Non è noto il numero esatto delle vittime. Secondo le autorità francesi, i morti furono otto, tutti italiani. Furono in effetti identificati otto cadaveri: Carlo Tasso di Alessandria, Vittorio Caffaro di Pinerolo, Bartolomeo Calori di Torino, Giuseppe Merlo di Centallo, Rolando Lorenzo di Altare, Paolo Zanetti di Nese, Amaddio Caponi di San Miniato e Giovanni Bonetto di Frassino. Il corpo di una nona vittima, Secondo Torchio di Tigliole, non fu mai trovato. Altri 17 italiani erano feriti troppo gravemente per essere evacuati in treno e rimasero in Francia. Uno di loro morì di tetano dopo un mese[13].

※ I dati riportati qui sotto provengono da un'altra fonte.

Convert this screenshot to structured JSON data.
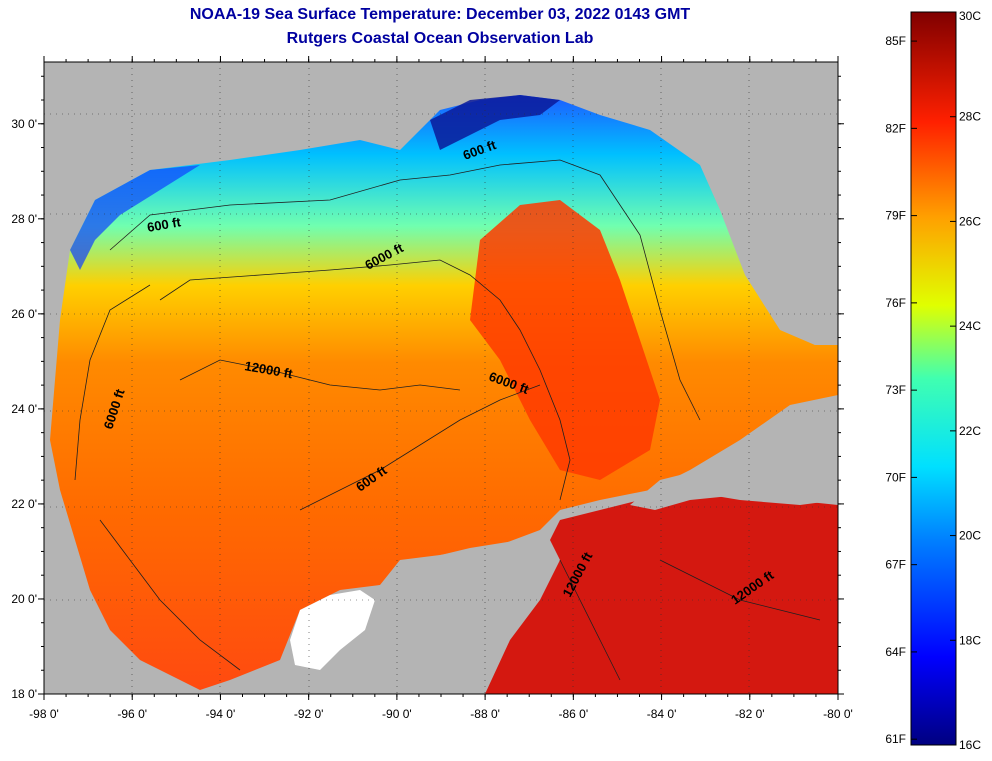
{
  "title": {
    "line1": "NOAA-19 Sea Surface Temperature:  December 03, 2022 0143 GMT",
    "line2": "Rutgers Coastal Ocean Observation Lab"
  },
  "map": {
    "extent": {
      "lon_min": -98,
      "lon_max": -80,
      "lat_min": 18,
      "lat_max": 31.3
    },
    "lon_ticks": [
      {
        "value": -98,
        "label": "-98 0'"
      },
      {
        "value": -96,
        "label": "-96 0'"
      },
      {
        "value": -94,
        "label": "-94 0'"
      },
      {
        "value": -92,
        "label": "-92 0'"
      },
      {
        "value": -90,
        "label": "-90 0'"
      },
      {
        "value": -88,
        "label": "-88 0'"
      },
      {
        "value": -86,
        "label": "-86 0'"
      },
      {
        "value": -84,
        "label": "-84 0'"
      },
      {
        "value": -82,
        "label": "-82 0'"
      },
      {
        "value": -80,
        "label": "-80 0'"
      }
    ],
    "lat_ticks": [
      {
        "value": 18,
        "label": "18 0'"
      },
      {
        "value": 20,
        "label": "20 0'"
      },
      {
        "value": 22,
        "label": "22 0'"
      },
      {
        "value": 24,
        "label": "24 0'"
      },
      {
        "value": 26,
        "label": "26 0'"
      },
      {
        "value": 28,
        "label": "28 0'"
      },
      {
        "value": 30,
        "label": "30 0'"
      }
    ],
    "contour_labels": [
      {
        "text": "600 ft"
      },
      {
        "text": "600 ft"
      },
      {
        "text": "6000 ft"
      },
      {
        "text": "12000 ft"
      },
      {
        "text": "6000 ft"
      },
      {
        "text": "6000 ft"
      },
      {
        "text": "600 ft"
      },
      {
        "text": "12000 ft"
      },
      {
        "text": "12000 ft"
      }
    ],
    "colors": {
      "land": "#b4b4b4",
      "cloud": "#ffffff",
      "cold": "#0a1a9a",
      "warm": "#e62a10",
      "hot": "#c41010"
    }
  },
  "colorbar": {
    "celsius_ticks": [
      {
        "value": 30,
        "label": "30C"
      },
      {
        "value": 28,
        "label": "28C"
      },
      {
        "value": 26,
        "label": "26C"
      },
      {
        "value": 24,
        "label": "24C"
      },
      {
        "value": 22,
        "label": "22C"
      },
      {
        "value": 20,
        "label": "20C"
      },
      {
        "value": 18,
        "label": "18C"
      },
      {
        "value": 16,
        "label": "16C"
      }
    ],
    "fahrenheit_ticks": [
      {
        "value": 85,
        "label": "85F"
      },
      {
        "value": 82,
        "label": "82F"
      },
      {
        "value": 79,
        "label": "79F"
      },
      {
        "value": 76,
        "label": "76F"
      },
      {
        "value": 73,
        "label": "73F"
      },
      {
        "value": 70,
        "label": "70F"
      },
      {
        "value": 67,
        "label": "67F"
      },
      {
        "value": 64,
        "label": "64F"
      },
      {
        "value": 61,
        "label": "61F"
      }
    ],
    "range_c": [
      16,
      30
    ]
  }
}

Il quotidiano parigino Le Temps, in un articolo datato 18 agosto, riferì che c'erano una decina di corpi in ospedale, mentre altri dovevano essere stati annegati ed altri ancora erano morti in seguito alle ferite.[14] Il New York Times, nella cronaca del processo ai capipopolo, riferì che "dieci uomini sono stati uccisi e ventisei feriti"[15], rettificando quanto detto in precedenza, ovvero che 45 cadaveri erano stati raccolti mentre altri giacevano dispersi nelle paludi.[16] Il Graphic di Londra, una settimana dopo i fatti, riferiva che 28 italiani erano stati feriti e che sei di questi e un francese erano deceduti in seguito alle ferite[17]. Il Penny Illustrated Paper affermava che molti francesi erano stati feriti, dei quali due mortalmente, mentre tra gli italiani i morti erano una ventina[18].
Il sito dell'ufficio turistico di Aigues-Mortes, in una pagina sulla strage, riporta che i dati reali sono di 17 morti e 150 feriti[19]. Altre stime forniscono cifre decisamente più alte: Giovanni Gozzini in Le Migrazioni di Ieri e di Oggi stima in 400 i feriti[20].
Subito dopo i fatti, il pubblico ministero di Nîmes si mise al lavoro per rintracciare testimoni. Ne interrogò 70, tra cui 17 italiani, ed indagò su 41 persone. Le indagini portarono a 17 rinvii a giudizio; di questi imputati, solo otto avevano precedenti penali. Su richiesta del pubblico ministero, la corte di cassazione francese decise di tenere il dibattimento ad Angoulême. Tra gli imputati c'era un lavoratore italiano, Giordano, difeso da M. Guillibert, un avvocato di Aix-en-Provence.
L'inizio del processo era fissato per l'11 dicembre 1893, ma, a causa della complessità del caso, non iniziò ufficialmente fino al 27 dicembre[21]. Con l'avanzare del processo, emerse chiaramente che non ci sarebbero state condanne. Il New York Times riferì che la realtà dei fatti era estremamente dubbia a causa di testimonianze false fornite da entrambe le parti. Era evidente che una giuria francese non avrebbe condannato dei cittadini francesi[22]. Il 30 dicembre la giuria assolse tutti gli imputati. Questi si alzarono per ringraziare e il pubblico in aula li acclamò tra gli applausi[23].
The Graphic di Londra commentò così la sentenza: "Sulla colpevolezza di ognuno di loro, sia francesi che italiani, non c'era alcun dubbio e nessuno fu stupito dal verdetto più dei rivoltosi stessi. Ma poiché la maggior parte delle vittime della rivolta dello scorso agosto erano italiani, la giuria ha ritenuto di dover mostrare il proprio patriottismo, dichiarando in pratica che per un operaio francese uccidere un concorrente italiano non è un reato"[24].
La stampa italiana fu unanime. Il corrispondente da Parigi Jacopo Caponi dichiarò che dopo questa sentenza politica la Francia non poteva più contare sull'Italia come nazione amica. L'Opinione e L'Italia del Popolo attaccarono duramente la sentenza come scandalosa ed ingiusta, ma osservarono anche che il governo francese non poteva essere ritenuto responsabile della decisione di una giuria popolare. Il Messaggero lodò i giornalisti francesi che con tanta onestà e buon senso avevano aspramente criticato il verdetto. Quando il Presidente del Consiglio dei ministri in carica, Francesco Crispi, seppe che la giuria aveva assolto gli imputati, esclamò "le giurie sono simili in tutti i paesi!"[25].